The pair were chosen to be part of the Horizons project, a collaborat­ion between Arts Council of Wales and BBC Wales, and are signed to Welsh label Recordiau Coch.

The label’s founder, Welsh musician Yws Gwynedd, said this landmark moment for Welsh language music had shown that “language barriers are being blown wide open”.

The past year has seen something of an explosion of unsigned Welsh bands hitting the heights on Spotify.

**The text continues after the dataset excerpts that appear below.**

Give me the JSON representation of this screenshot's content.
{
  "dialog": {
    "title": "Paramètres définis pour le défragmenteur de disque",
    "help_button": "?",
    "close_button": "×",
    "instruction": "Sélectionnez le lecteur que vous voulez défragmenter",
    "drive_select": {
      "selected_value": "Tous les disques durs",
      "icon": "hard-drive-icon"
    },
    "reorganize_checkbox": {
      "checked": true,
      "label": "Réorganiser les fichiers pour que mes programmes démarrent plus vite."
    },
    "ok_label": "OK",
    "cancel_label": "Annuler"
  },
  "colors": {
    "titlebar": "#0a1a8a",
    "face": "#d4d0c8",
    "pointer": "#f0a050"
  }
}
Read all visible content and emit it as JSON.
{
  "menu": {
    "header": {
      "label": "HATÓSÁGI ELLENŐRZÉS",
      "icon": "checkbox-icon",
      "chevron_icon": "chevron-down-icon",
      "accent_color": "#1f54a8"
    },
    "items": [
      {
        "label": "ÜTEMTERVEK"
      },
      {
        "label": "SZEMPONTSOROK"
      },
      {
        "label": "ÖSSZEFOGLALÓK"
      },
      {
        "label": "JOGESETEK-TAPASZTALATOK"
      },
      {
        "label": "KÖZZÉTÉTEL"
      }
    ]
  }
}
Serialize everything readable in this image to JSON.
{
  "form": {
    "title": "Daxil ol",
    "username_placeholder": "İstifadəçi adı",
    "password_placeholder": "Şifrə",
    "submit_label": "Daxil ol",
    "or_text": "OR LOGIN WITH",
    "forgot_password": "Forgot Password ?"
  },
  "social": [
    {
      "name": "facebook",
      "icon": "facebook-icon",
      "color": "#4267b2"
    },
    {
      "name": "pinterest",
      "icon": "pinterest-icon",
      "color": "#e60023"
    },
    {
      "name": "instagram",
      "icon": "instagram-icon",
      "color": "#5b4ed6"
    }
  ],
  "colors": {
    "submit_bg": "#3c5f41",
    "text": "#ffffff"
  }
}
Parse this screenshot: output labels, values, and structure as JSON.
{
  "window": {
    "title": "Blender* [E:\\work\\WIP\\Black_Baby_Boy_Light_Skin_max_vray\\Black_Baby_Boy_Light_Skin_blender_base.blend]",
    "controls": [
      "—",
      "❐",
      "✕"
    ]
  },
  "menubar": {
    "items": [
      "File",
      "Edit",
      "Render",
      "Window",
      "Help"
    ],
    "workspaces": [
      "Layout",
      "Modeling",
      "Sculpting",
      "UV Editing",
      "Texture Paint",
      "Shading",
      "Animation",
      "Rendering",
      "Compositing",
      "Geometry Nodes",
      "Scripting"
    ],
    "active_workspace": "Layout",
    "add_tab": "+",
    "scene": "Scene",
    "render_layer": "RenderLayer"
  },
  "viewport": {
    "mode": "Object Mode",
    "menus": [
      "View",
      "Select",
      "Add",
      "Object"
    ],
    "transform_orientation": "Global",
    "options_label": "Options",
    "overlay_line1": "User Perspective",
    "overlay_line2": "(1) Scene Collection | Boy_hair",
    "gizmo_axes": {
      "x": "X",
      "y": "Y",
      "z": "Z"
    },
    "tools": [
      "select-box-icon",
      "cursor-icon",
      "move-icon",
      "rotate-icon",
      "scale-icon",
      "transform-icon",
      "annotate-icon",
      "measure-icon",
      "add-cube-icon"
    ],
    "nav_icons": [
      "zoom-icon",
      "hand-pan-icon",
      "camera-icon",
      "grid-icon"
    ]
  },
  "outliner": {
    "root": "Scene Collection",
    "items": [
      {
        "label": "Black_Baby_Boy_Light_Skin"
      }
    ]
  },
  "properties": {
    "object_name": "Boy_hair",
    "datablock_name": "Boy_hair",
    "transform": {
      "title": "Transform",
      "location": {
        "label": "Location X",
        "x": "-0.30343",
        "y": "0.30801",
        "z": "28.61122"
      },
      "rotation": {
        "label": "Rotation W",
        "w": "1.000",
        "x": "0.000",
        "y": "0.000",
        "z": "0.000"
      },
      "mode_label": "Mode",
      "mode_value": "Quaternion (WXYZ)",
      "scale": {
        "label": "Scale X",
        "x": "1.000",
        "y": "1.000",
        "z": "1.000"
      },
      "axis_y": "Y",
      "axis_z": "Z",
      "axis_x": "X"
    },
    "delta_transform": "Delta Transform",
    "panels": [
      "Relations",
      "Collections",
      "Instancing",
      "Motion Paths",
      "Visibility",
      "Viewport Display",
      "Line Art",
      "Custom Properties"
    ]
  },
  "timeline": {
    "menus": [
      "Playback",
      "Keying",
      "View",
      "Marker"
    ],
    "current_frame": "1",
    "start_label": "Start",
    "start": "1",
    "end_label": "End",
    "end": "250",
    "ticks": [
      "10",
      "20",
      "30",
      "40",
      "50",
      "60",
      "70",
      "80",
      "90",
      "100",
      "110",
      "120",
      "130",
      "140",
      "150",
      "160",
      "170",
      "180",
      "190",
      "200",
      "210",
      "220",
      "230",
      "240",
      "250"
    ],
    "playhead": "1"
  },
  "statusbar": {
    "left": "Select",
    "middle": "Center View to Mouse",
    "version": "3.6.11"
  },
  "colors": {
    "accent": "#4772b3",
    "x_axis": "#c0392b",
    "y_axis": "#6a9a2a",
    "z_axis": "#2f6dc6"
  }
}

Most notable are Cardiff outfits Himalayas and XY&O. While indie rock group Himalayas have enjoyed huge success with their track “Thank God I’m Not You”, which notched up almost nine million plays, the biggest success story from Wales in the last 12 months is XY&O, whose music has been heard a whopping 30 million times.

The electro pop outfit formed in Cardiff in 2015 and since then have become hugely popular on the music streaming platform, all while plotting world domination from a bedroom in Barry Island.

Consisting of Skip Curtis – vocals and rhythm guitar, Nick Kelly – lead guitar and Tudor Davies – keys and production, their irresistib­le brand of soulful electronic­a, which they describe as “haze pop”, has proved an enticing sound globally.

“We actually started out with a view to write songs for other people,” said Skip. “Some of our demos somehow got picked up and shared around in the US. We started getting emails from US radio stations asking who we were, so we decided to go with it and form a real band.”

Formed while the band members were still university students – Skip at Cardiff, Tudor at Exeter and Nick at Reading – the outfit have seen streams for their songs sky rocket because of what they say is “a bizarre set of circumstan­ces”.

“We’re still not really sure how a band can go about getting that many streams to be honest,” said Skip. “Our very first single Low Tide has really led our streaming so far.

“We self-released it and were happy that we were getting a few thousand streams initially. Then, a few weeks into the release our streams started to shoot up and we were informed that Low Tide had gone into the Global Viral Chart on Spotify at no.7.

“We had some playlists support us, again, not sure how, and the streams started to snowball. Someone actually informed us after that had the current official charts rules been in place when we released Low Tide, it would have gone into the UK Official Top 40 at the time. But we just missed the rule change on stream counts.”